¿Cómo y quiénes acabarán escribiendo la historia de esta III Gran Guerra?
Mali es uno de los países más pobres del continente, sus 15 millones de habitantes son mayoritariamente musulmanes suníes y supervive dentro de un sistema constitucional presidencialista. Es una república laica. La mujer está integrada en la vida económica y política del país, no usa burka y está más alfabetizada que los hombres. El francés es su idioma oficial. Cerca de tres cuartas partes de su millón y cuarto de kilómetros cuadrados son desierto sahariano. La exportación de oro es importante fuente de ingresos. Malienses son futbolistas aquí conocidos, Kanouté, Diarra o Keyta.Tiene acuerdos con el FMI y el BM, y ha suscrito los pactos y declaraciones de derechos humanos universales.
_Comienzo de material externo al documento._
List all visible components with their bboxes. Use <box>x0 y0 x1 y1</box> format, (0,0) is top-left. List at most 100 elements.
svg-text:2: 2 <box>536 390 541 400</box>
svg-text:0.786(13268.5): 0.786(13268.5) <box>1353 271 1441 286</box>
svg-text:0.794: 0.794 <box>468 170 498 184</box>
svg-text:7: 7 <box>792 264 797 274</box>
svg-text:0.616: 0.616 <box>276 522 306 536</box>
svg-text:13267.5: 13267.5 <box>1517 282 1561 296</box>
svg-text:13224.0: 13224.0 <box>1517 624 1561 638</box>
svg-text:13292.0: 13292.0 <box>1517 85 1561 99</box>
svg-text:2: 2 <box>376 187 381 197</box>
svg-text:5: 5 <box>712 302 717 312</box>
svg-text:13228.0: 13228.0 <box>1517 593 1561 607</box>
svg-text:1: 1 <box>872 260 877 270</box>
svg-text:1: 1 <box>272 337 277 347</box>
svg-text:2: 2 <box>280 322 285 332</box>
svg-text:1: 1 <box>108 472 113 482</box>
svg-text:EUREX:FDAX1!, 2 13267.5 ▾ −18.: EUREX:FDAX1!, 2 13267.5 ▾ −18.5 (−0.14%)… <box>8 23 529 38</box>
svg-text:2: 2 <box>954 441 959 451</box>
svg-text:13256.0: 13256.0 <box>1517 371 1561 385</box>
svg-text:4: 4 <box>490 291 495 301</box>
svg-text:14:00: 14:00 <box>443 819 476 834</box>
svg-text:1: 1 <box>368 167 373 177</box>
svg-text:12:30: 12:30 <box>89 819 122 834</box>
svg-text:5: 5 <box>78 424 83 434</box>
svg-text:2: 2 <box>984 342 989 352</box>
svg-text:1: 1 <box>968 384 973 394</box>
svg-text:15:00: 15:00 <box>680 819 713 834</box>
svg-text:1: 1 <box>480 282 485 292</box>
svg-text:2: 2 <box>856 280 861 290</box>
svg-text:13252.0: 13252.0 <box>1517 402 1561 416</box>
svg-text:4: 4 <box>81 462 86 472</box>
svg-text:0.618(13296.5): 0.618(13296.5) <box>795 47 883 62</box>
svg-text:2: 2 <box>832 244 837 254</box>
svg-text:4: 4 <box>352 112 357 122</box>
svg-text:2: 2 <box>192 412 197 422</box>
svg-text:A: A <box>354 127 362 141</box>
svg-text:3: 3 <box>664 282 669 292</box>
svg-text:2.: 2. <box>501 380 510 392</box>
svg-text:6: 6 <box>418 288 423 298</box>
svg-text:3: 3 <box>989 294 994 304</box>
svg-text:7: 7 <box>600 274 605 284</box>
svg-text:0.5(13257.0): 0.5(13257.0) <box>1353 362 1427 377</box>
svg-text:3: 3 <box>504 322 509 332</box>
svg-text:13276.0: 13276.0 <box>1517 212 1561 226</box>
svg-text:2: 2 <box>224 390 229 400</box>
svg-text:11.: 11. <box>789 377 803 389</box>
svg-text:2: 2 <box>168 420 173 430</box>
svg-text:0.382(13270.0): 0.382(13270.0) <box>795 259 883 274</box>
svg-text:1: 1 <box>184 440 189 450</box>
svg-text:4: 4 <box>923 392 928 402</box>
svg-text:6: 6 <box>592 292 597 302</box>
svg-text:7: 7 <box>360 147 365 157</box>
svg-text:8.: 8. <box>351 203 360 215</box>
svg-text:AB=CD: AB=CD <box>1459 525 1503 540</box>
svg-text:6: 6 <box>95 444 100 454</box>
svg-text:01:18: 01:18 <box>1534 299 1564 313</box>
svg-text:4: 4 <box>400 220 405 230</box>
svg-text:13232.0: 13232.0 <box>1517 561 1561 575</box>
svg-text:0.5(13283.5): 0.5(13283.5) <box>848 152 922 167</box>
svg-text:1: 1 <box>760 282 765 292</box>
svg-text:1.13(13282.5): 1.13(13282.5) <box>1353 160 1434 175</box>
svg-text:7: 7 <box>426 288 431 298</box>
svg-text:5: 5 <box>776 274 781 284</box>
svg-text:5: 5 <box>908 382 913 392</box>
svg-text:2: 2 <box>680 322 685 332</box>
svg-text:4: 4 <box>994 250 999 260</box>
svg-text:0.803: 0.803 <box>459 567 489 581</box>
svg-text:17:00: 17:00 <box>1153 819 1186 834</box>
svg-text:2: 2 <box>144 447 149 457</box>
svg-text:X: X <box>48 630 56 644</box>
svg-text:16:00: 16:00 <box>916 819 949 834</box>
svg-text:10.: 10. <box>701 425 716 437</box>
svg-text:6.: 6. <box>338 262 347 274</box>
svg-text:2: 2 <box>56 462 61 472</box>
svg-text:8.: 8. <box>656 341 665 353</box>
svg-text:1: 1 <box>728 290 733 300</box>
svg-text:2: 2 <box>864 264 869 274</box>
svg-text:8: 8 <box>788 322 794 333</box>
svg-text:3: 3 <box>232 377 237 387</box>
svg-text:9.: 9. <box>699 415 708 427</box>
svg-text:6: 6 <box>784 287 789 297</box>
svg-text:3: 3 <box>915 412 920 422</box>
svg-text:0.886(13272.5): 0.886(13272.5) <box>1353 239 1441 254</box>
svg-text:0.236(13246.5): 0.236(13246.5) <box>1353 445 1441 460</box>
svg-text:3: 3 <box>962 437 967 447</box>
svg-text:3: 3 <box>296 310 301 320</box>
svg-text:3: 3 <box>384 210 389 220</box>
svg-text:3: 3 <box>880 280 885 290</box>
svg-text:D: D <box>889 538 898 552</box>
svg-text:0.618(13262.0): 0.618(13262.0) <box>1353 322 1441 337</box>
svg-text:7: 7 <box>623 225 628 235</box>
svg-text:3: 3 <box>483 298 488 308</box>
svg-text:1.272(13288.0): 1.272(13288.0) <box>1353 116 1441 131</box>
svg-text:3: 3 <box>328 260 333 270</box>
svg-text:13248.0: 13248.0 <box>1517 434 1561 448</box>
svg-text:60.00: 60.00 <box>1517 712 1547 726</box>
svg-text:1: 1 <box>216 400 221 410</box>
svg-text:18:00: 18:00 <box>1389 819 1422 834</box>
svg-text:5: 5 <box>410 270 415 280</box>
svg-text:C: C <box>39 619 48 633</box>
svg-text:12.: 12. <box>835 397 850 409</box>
En la mítica ciudad de Tombuctú, nacida al pié del desierto como punto de intercambios comerciales del oro del sur, el pescado de poniente y la sal del norte, nació hace siete siglos una de las primeras universidades africanas, en lo que mucho tuvieron que ver musulmanes expulsados de Granada. Uno de ellos construyó la mezquita de Djingareyber, que aún se mantiene en pié pese a las tormentas de arena y riadas del Niger, hecho que dio pié a Manuel Pimentel para escribir su novela “El arquitecto de Tombuctú”.
Pues ahí abrieron ayer un nuevo frente los asesinos de la yihad, extendiendo su mapa de operaciones al extremo suroccidental del africano Sahel. Al grito de “Alá es grande” los asesinos han elevado en mes y medio hasta 555 el número de sus víctimas: 102 en Turquía, 22 en Nigeria, 224 en el avión que sobrevolaba el Sinaí, 13 en Somalia, 43 en el Líbano, 130 en Francia y 21 más en el hotel maliense de Bamako.
Cuando se lee u oye decir a alguien, caso de la alcaldesa que el PSOE mantiene en Madrid, que hay que abrirse al diálogo, o sea a las razones de los carniceros, uno no acaba de imaginarse lo que al cabo de los años se contará de esta guerra sin fronteras, si es que termina.
Guerra cuyo origen hemos establecido en septiembre del 2001 en un ejercicio de simplificación notable y del que quizá se deriven los extremos que estamos viviendo. Porque fue en el siglo VI el propio Mahoma quien inició la yihad apoderándose de Medina para fundar el primer estado islámico en la inmensa península arábiga. Pocas décadas después de su muerte sus fieles comenzaron a destruir el imperio bizantino como posteriormente hicieron con el otomano. Conquistaron el Mediterráneo sur hasta las costas cantábricas y los Pirineos; por el este llegan a la India, a las murallas de Viena por el norte, dominan medio continente africano…
El Islam ¿religión de paz?; ¿el islamismo defensor de los derechos humanos, cuando creó su propia declaración en 1990 porque tacharon de judeo-cristiana la de Naciones Unidas? ¿Con Al Kaida, el Daesh o Arabia Saudí, con quien habría que abrirse a razones? Más allá de las condolencias de rigor ¿alguna réplica, delación, o petición de justicia por parte de los musulmanes que hoy conviven pacíficamente dentro de la diversidad del mundo occidental?
La Historia es algo demasiado importante como para escribirla en tiempo presente. Suele acarrear disparates incluso de la mano de profesionales, y no digamos cuando desde ella se pretende hacer futurología. Un historiador ayer fallecido, autor de voluminosos estudios sobre el franquismo y la transición, a los cuatro días de ser nombrado Adolfo Suárez presidente del Gobierno español se atrevió a firmar el siguiente cuadro de lo que iba a suceder:
“Durante unas semanas los problemas se esconderán dentro, por el calor; pero allí se incubarán de manera incontenible. Allá por el otoño estallarán, y caerá este Gobierno sin plantear siquiera una resistencia. Entonces la Corona, que a través de la Presidencia de las Cortes se ha visto seriamente comprometida en la maniobra que hoy nos embarga… acudirá a la convocatoria de un Gobierno Nacional, el que ahora esperábamos, si no se ve obligada al recurso militar directo”.
La realidad desmintió rotundamente aquellos negros augurios; a su autor respondió Suárez cuatro años después, con la Constitución aprobada y cierta ironía, nombrándole ministro de Cultura durante siete meses y medio, y el artículo “Que error, que inmenso error” de Ricardo de la Cierva fue publicado por El País el 8 de julio de 1976.